The thin capitalisation rule has been introduced again. From 1 January 2008 these changes have been applied to foreign related parties which are financed by inter-company loans. It applies 6:1 debt/equity ratio for the loans exceeding SKK 100,000,000 in a current tax period.
Recipients of dividend distributions or liquidation surplus from Slovak-based companies are not liable to any withholding or other tax as the amounts have already been subject to corporate income tax. However, foreign recipients may be liable to tax in their country of residence.
Tax losses can be carried forward for a maximum of five consecutive tax periods following the tax period in which it was incurred. It is up to the taxpayer to decide when and how much of the loss to offset against his tax base in any tax period.
Personal income tax
Slovak tax residents are subject to personal income tax at 19% on their worldwide income. They may, however, be exempt from taxation on foreign source income under double-tax conventions. Non-residents are only liable to tax on their Slovak income, such as from employment performed in Slovakia.
Value added tax
The VAT system follows the EU model. Businesses must register for VAT when their turnover in a 12-month period reaches SKK 1.5 million (c. €35,000). Voluntary VAT registration is possible below this threshold. The VAT rate is 19%, except for some goods, to which a 10% rate applies. Goods imported from non-EU countries are subject to VAT on the aggregate of their customs value and any customs duties, fees and consumption tax.

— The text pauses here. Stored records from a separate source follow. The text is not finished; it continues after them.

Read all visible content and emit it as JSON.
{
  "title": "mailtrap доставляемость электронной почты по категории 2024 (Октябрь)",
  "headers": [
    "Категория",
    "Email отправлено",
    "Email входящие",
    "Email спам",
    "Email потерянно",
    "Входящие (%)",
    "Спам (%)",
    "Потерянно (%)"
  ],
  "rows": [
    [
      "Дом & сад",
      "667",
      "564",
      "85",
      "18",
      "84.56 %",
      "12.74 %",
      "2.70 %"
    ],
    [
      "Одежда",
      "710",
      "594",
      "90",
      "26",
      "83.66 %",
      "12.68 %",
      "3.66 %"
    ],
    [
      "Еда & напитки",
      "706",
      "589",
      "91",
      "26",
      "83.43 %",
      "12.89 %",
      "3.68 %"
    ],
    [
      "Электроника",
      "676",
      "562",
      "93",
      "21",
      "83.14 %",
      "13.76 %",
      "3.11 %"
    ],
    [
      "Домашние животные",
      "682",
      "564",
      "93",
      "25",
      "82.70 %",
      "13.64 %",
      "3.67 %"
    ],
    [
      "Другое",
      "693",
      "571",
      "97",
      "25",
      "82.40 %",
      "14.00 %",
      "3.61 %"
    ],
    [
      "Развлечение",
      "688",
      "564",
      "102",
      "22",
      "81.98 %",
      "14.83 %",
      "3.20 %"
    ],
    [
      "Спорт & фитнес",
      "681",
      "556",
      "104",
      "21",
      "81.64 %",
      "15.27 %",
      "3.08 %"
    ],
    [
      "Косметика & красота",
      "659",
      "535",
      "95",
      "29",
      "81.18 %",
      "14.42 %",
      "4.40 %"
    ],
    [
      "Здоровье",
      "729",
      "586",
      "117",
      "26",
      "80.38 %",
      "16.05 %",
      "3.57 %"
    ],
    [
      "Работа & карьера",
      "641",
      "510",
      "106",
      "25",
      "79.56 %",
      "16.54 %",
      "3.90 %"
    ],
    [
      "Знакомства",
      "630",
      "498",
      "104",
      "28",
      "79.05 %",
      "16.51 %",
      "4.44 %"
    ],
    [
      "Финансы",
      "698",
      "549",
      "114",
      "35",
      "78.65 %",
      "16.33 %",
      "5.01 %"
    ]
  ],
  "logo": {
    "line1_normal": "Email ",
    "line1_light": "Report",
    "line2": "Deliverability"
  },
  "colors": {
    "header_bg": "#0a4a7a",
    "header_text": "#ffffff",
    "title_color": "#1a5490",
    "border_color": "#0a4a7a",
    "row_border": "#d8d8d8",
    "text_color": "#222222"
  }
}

Certain transactions are exempt from VAT, such as postal services, financial services, apartment rentals and sales, rentals and leasings of land (except building land). Businesses providing exempt services cannot recover input VAT in full. Services and goods provided free of charge are also subject to VAT where input VAT is deductible in full or in part. VAT can be refunded under special procedures for foreign corporations and individuals.
The system underwent fundamental change in 2005. Taxes on real estate include land tax, building tax and flat tax. Rates are set per square metre by the municipal authority responsible for the area where the real estate is located.
From 1 January 2008 the new Act on investment incentives came into force. Tax subjects who qualify for approved investment help in the nature of tax relief can apply for the right of exemption (in the form of a tax credit) if all the compliance conditions are satisfied. They can apply for this right in a maximum of five tax periods. There is no legal right to the tax credit, and the number of qualifying investments is limited depending on the particular region and amount of available relief under state aid legislation. In addition, the scope of the incentive is subject to approval by the European Commission.